23mars
Aujourd’hui, je voudrais vous communiquer la lettre que je viens d’écrire, lettre ouverte en quelque sorte. A une amie chère. Non, ne vous attendez pas à des indiscrétions de mauvais aloi, des déclarations enflammées, de tendres aveux. C’est la première fois que je lui écris et, d’ailleurs je ne l’ai jamais rencontrée. C’est une jeune fille qui me fascine depuis quelques mois. Elle n’a que 17 ans. Je ne suis pas certain qu’elle comprenne le français, mais qu’importe.

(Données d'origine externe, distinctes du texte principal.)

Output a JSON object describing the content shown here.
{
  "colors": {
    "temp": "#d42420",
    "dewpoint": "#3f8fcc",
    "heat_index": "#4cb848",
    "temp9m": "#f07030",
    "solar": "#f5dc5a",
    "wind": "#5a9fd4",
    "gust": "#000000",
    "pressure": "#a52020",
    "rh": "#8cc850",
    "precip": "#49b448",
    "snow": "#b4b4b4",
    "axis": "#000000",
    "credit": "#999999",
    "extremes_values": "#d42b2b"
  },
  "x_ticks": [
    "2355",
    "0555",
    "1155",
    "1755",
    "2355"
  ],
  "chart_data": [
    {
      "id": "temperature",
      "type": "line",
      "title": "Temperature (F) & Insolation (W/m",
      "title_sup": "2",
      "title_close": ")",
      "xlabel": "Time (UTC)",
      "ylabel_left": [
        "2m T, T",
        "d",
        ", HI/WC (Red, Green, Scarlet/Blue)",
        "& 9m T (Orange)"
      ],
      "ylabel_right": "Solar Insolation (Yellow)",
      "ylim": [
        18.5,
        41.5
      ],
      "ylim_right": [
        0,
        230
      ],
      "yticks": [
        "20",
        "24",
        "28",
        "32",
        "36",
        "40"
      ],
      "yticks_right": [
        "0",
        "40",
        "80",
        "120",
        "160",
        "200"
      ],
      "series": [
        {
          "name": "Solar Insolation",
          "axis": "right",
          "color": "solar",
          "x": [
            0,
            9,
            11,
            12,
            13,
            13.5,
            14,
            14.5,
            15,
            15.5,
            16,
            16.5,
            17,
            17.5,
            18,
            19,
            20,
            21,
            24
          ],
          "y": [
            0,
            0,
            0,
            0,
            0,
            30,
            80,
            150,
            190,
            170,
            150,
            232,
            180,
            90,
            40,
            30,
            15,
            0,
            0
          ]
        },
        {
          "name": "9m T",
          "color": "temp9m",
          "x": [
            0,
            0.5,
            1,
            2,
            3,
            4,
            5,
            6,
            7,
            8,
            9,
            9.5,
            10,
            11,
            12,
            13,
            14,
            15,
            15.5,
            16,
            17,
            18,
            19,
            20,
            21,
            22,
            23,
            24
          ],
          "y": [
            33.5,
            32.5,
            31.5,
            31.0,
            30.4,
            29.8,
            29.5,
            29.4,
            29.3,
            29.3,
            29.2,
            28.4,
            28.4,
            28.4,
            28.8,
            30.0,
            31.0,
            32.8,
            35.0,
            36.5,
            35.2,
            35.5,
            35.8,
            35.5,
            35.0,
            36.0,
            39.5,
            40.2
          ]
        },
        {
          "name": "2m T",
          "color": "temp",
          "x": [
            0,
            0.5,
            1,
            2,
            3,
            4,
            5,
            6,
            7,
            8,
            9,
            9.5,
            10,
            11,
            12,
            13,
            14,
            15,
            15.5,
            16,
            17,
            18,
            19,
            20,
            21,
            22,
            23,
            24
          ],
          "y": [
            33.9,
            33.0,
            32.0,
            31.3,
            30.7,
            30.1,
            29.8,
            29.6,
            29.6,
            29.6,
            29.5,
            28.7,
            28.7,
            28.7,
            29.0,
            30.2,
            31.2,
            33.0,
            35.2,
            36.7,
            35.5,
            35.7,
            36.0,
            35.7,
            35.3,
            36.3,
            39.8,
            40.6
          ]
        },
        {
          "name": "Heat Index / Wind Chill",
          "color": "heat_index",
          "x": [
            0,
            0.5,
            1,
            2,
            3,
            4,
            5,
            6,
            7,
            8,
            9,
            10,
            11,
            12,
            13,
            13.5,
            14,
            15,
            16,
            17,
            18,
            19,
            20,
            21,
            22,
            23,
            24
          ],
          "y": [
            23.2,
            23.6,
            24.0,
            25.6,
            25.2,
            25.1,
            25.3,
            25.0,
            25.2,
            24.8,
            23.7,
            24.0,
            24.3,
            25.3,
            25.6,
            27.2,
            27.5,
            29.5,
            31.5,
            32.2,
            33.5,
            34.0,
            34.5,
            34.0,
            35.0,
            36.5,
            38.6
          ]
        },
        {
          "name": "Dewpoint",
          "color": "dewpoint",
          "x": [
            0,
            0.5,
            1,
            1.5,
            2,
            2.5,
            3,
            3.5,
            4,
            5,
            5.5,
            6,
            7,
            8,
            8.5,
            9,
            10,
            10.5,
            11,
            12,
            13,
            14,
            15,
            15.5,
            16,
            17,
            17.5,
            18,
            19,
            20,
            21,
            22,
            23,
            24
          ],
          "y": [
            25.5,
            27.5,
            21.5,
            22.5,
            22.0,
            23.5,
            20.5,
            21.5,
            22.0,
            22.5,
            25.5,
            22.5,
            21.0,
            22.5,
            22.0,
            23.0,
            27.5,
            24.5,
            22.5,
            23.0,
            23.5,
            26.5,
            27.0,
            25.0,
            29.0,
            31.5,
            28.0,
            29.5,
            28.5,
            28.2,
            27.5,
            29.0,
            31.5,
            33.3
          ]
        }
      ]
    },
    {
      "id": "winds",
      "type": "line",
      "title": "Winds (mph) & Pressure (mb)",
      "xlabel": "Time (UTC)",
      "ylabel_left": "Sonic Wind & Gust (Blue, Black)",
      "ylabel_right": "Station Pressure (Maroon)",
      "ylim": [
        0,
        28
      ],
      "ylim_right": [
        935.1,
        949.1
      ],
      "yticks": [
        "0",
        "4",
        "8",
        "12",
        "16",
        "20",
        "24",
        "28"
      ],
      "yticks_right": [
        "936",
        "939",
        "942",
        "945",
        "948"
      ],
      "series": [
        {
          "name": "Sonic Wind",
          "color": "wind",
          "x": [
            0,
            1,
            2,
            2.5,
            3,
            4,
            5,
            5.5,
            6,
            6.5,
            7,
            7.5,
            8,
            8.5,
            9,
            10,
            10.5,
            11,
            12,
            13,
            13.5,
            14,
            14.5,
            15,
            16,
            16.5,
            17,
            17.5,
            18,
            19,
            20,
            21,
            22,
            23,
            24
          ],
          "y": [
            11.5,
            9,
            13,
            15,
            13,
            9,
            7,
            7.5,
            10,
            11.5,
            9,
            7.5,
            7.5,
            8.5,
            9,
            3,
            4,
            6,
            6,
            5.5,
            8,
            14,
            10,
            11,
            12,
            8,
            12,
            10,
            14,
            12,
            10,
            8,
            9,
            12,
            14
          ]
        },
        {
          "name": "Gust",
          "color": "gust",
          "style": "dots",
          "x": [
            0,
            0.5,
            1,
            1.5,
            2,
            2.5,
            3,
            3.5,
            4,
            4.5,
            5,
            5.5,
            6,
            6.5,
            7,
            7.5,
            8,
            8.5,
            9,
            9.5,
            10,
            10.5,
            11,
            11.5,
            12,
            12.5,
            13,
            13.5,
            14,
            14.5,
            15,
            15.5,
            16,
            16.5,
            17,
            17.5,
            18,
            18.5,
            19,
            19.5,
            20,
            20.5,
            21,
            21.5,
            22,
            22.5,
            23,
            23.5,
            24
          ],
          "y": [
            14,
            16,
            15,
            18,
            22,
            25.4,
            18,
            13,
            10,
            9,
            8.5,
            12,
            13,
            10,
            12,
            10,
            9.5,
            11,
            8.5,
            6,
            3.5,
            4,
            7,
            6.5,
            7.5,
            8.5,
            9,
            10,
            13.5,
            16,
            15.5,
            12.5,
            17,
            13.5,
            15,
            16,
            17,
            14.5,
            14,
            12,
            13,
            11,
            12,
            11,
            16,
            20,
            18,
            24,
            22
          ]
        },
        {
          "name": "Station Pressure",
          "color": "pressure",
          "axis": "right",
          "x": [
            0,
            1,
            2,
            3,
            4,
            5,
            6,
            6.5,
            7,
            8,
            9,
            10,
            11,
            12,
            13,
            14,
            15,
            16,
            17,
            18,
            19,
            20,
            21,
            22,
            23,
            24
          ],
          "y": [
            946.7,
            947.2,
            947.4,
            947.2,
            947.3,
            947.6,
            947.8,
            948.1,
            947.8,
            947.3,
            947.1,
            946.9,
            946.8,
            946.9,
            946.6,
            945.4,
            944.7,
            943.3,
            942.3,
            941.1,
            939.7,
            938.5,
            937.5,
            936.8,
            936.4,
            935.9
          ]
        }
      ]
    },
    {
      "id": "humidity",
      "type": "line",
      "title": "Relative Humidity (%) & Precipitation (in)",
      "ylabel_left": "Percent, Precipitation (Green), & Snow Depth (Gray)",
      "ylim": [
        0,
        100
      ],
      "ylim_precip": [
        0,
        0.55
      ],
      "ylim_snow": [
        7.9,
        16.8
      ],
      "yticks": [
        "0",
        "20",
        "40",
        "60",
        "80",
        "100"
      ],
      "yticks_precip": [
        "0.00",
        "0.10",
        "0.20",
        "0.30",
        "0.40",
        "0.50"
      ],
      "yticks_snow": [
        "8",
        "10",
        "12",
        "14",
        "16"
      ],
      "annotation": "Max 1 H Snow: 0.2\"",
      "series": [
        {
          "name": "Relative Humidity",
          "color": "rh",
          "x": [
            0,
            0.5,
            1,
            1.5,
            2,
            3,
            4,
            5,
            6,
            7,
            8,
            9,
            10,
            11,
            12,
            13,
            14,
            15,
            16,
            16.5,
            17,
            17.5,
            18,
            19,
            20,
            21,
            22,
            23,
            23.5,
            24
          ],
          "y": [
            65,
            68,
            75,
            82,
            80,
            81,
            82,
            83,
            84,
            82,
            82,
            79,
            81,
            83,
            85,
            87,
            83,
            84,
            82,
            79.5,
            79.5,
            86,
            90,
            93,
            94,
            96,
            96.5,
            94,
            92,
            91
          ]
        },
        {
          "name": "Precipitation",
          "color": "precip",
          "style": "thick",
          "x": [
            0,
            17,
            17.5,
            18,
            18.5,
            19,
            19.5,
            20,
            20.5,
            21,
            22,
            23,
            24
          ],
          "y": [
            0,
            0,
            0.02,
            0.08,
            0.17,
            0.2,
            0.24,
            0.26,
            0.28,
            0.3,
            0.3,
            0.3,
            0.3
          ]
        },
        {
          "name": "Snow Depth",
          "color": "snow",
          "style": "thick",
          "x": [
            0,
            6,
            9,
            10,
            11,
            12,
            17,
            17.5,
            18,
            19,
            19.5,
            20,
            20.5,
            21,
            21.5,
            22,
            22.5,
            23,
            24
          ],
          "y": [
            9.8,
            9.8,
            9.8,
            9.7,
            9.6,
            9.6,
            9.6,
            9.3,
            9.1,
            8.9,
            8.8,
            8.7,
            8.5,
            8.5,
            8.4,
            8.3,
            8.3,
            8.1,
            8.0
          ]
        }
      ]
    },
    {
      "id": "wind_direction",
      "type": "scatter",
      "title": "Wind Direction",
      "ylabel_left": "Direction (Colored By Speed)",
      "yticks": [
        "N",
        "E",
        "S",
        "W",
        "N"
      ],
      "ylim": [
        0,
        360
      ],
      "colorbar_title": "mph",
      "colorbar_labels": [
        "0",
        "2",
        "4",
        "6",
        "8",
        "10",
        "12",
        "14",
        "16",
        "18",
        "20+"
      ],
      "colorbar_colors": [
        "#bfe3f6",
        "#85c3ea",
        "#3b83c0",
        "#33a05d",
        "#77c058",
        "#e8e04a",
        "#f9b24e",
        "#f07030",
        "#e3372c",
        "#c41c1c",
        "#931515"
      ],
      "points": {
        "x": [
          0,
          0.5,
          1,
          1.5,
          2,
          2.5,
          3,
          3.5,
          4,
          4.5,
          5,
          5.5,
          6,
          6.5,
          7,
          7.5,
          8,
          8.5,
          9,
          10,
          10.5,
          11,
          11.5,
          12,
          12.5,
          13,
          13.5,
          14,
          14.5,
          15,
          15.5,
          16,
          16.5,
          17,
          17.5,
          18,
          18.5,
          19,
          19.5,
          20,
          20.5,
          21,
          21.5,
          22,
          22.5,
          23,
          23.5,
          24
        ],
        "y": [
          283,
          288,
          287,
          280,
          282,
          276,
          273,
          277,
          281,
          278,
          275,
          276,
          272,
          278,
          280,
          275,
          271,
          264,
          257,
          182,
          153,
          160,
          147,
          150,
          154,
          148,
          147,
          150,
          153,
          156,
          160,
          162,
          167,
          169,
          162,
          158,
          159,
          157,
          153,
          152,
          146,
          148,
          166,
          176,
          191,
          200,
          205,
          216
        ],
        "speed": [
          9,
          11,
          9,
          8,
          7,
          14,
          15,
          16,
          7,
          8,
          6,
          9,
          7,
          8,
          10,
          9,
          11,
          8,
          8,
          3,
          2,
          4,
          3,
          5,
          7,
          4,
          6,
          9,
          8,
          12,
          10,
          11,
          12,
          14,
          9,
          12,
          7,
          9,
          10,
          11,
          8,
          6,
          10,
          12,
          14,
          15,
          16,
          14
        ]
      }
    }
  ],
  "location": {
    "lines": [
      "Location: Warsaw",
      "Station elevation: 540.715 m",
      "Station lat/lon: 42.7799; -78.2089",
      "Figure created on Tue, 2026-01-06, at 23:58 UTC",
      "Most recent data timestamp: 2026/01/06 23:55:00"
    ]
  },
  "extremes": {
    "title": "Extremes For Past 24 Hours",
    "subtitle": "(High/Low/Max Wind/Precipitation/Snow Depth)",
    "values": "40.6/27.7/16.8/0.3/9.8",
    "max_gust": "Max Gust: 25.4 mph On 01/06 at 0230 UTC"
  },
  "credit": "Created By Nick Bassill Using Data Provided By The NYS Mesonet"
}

D’aucuns n’ont pas hésité à la traiter de morveuse qui ferait mieux d’aller à l’école (aujourd’hui plus personne n’y va). Ses tresses et son ciré jaune ne lui donnent pas un look de top-model. Et que n’a-t-on pas entendu pour la moquer, la ridiculiser, l’outrager. Je préfère ne pas faire de citations de propos qui déshonorent leurs auteurs. Bref, voilà ce que je voulais lui dire :
Chère Greta,
Depuis quelques mois, tu es partie en croisade contre le réchauffement climatique, ralliant derrière toi et ta petite pancarte des millions de jeunes à travers le monde. Tu n’as pas la prétention de ceux qui savent toujours tout sur tout. Tu t’es faite, modestement, la porte-parole des scientifiques qui disaient qu’il y avait urgence mais que personne n’écoutait. Et voilà que toutes les mesures qui auraient dû être prises mais qu’il semblait impossible à mettre en œuvre, se trouvent appliquées, par la magie d’un minuscule virus. Les émissions de carbone des voitures, des avions, des usines ont chuté rapidement. Certes, il va y avoir beaucoup de dégâts collatéraux comme on dit, mais la planète va mieux respirer. Etrange paradoxe où tant de gens ne le peuvent plus. Peut-être que cela ne durera pas et que, passée la pandémie, la frénésie s’emparera des survivants, plus de ceci, plus de cela. Mais, chère Greta, on a bien le droit de rêver et croire que les humains qui l’auront échappé belle prendront des décisions raisonnables après s’être posé cette question « est-ce-que le dérèglement climatique n’aurait pas conduit la Nature à s’autoréguler de manière drastique et aveugle, comme les dieux vengeurs de l’Antiquité ? ». C’est une hypothèse osée ?
Chère Greta, je vais bien et j’espère qu’il en va de même pour toi et ton rôle est loin d’être terminé.
Comme le dit Francis, un ami poète à ses heures, je t’embrasse puisque par courrier on ne risque rien.